From the diagram, we see that
$tan\theta = \dfrac{x}{R} \Rightarrow x = R tan\theta \Rightarrow dx = R d tan\theta = R sec^2\theta d\theta$
Substituting the dx and x values that we get into the integral and setting the limits from $-\dfrac{\pi}{2}$ to $-\dfrac{\pi}{2}$ which is the plane we are considering, as evident in the diagram.
$\Rightarrow \dfrac{\mu_0 IR^2}{2} \int_{-\pi /2}^{+\pi /2} \dfrac{R\;sec^2\theta\;d\theta }{(R^2 + R^2\;tan^2\theta)^{3/2}} \Rightarrow \dfrac{\mu_0 IR^2}{2} \int_{-\pi /2}^{+\pi /2} \dfrac{R\;sec^2\theta\; d\theta }{(R^2)^{3/2}(1 +tan^2\theta)^{3/2}} \Rightarrow \dfrac{\mu_0 IR^2}{2} \int_{-\pi /2}^{+\pi /2}\dfrac{R\;sec^2\theta\; d\theta }{(R^2)^{3/2}(sec^2\theta)^{3/2}}$
$\Rightarrow \dfrac{\mu_0 IR^2}{2} \int_{-\pi /2}^{+\pi /2}\dfrac{R\;sec^2\theta\; d\theta }{(R^3sec^3\theta)} = \dfrac{\mu_0 IR^2}{2R^2} \int_{-\pi /2}^{+\pi /2} \dfrac{1}{sec\theta}d\theta = \dfrac{\mu_0 I}{2} \int_{-\pi /2}^{+\pi /2} cos\theta\;d\theta$
$\Rightarrow \dfrac{\mu_0 I}{2} \left[sin\theta\right]_{-\pi /2}^{+\pi /2} = \dfrac{\mu_0 I}{2} \left[-sin\left(\dfrac{- \pi}{2}\right) – (-)sin\left(\dfrac{+ \pi}{2}\right)\right] = \dfrac{\mu_0 I}{2} \times 2 $
$\Rightarrow \int_{-\infty}^{+\infty} \vec{B}.d\vec{r} = \mu_0 I$
Given in question that $\int_{-\infty}^{+\infty} \vec{B}.d\vec{r} = X\mu_0I$
Comparing our result we get $X=1$.

Note:
Do not forget to alter the integration limits when you change the integrating parameter. Here, we changed our parameter from length or distance to the angle between the point on the loop and the projecting displacement vector.

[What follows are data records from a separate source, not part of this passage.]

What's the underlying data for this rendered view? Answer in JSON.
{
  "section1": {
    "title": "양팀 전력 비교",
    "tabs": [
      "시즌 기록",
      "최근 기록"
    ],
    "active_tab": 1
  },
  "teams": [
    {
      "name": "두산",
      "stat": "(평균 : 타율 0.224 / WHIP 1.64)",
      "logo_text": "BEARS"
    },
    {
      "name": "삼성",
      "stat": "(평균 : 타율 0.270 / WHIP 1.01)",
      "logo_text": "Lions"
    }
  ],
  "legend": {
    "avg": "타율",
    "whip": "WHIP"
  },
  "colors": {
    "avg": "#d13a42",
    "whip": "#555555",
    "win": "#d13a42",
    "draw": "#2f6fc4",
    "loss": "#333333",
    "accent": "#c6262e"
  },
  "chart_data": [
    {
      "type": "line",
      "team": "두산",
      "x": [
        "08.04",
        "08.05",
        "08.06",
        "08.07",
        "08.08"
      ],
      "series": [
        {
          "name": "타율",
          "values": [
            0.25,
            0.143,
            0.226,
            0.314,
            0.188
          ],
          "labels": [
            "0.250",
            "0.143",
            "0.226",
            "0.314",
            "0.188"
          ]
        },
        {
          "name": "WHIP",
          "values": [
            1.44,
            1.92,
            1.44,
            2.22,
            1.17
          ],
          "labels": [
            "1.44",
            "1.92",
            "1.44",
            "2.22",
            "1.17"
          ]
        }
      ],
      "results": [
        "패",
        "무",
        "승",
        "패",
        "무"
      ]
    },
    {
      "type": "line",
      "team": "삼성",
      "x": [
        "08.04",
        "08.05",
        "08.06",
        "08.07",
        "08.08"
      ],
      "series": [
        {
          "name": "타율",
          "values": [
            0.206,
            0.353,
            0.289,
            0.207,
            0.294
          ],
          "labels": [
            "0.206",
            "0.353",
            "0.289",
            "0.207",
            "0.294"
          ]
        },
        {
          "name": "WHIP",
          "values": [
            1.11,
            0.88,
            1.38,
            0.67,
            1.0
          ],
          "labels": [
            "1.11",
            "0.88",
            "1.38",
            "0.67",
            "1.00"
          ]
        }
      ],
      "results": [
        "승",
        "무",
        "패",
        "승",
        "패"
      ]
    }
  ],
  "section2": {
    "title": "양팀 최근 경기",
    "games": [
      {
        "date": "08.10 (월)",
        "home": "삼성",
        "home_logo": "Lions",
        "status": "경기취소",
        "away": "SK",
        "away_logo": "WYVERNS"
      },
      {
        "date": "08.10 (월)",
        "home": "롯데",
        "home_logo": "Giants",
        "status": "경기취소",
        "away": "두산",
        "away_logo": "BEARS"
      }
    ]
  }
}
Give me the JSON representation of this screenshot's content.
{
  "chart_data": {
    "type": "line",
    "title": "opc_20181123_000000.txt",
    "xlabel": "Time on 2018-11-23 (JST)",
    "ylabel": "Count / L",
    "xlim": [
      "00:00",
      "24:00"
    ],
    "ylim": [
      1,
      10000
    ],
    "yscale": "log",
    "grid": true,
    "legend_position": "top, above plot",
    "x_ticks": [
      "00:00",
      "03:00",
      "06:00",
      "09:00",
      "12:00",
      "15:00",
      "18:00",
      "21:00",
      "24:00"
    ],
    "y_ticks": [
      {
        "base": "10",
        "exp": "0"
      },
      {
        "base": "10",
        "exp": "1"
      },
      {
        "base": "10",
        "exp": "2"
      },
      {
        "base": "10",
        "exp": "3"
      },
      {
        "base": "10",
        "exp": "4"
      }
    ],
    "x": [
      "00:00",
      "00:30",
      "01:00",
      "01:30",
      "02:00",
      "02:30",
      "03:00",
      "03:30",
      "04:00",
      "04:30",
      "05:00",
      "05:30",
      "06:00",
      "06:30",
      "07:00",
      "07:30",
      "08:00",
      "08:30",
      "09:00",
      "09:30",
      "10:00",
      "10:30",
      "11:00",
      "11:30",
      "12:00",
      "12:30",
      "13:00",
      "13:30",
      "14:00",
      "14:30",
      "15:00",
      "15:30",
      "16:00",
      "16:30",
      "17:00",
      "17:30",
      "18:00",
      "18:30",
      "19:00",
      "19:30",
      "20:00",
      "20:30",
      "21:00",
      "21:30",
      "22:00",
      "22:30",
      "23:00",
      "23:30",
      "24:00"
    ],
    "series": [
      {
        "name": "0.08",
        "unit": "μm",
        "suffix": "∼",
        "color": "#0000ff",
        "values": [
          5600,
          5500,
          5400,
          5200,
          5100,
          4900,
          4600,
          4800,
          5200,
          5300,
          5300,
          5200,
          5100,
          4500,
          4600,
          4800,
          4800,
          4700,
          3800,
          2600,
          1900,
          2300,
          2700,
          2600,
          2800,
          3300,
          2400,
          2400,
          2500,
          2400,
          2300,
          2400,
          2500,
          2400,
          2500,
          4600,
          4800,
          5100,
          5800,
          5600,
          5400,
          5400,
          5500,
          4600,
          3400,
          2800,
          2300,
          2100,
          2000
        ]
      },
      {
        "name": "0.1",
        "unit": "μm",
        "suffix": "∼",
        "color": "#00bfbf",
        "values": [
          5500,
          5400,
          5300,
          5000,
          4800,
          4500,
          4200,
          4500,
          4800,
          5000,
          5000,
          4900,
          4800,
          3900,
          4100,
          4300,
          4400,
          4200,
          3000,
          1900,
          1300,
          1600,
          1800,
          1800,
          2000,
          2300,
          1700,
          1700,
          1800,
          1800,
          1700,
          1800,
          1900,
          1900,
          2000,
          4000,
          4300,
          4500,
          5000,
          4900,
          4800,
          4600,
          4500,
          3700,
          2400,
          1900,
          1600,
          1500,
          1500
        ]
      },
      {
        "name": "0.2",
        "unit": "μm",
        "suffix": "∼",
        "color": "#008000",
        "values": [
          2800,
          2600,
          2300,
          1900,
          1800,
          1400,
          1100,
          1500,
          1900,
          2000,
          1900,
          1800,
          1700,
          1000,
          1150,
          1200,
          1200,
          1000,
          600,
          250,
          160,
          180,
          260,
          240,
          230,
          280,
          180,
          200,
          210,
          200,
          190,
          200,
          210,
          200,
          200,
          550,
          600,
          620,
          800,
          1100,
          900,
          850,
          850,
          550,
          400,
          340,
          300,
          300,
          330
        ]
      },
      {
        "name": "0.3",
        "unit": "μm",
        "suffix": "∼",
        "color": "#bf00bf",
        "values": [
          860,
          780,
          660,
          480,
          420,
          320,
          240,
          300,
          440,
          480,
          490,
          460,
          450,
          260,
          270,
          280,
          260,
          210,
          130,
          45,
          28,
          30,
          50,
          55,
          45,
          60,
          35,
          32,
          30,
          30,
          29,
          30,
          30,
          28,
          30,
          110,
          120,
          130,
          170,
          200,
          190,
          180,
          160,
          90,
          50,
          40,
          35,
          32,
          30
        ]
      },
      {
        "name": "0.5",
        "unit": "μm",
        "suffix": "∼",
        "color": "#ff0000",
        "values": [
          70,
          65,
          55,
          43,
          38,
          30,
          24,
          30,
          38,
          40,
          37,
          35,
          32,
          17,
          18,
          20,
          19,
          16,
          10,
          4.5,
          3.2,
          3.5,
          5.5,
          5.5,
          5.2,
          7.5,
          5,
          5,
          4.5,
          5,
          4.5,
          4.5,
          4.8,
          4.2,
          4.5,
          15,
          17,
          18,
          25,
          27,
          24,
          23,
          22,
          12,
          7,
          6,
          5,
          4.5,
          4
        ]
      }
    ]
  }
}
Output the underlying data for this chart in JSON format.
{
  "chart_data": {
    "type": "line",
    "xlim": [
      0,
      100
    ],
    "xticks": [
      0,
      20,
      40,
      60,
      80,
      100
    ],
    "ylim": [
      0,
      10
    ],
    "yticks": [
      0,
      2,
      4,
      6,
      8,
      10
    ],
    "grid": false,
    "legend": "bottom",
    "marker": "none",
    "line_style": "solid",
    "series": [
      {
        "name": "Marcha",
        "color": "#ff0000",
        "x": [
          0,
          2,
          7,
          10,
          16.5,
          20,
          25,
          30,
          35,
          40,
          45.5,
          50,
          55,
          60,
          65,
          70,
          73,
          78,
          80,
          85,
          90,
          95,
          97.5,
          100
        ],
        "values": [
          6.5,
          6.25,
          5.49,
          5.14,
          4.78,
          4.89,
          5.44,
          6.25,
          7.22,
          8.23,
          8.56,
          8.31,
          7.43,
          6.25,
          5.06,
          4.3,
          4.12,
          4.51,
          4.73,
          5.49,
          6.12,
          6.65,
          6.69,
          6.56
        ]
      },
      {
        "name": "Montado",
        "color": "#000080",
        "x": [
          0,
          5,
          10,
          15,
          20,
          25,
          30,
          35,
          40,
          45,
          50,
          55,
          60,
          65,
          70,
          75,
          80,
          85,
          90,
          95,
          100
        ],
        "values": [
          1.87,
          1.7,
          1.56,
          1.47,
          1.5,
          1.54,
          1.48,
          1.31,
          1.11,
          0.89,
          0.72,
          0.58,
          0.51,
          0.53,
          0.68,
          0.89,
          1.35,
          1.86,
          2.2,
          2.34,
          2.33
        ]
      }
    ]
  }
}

Also, you can use the right hand thumb rule to determine the direction of the magnetic field produced by the current carrying loop. Make a closed fist but keep your thumb upright, and let the curling of your fingers denote the direction of the current in the loop. Consequently, the direction that your thumb points gives the magnetic field direction.
Additionally, note that Ampere’s circuital law for a current carrying loop given by
$\oint \vec{B}.d\vec{r} = \mu_0 I$ given by the line integral over the closed loop cannot be derived. Its validity is based on the correctness of the results which it predicts.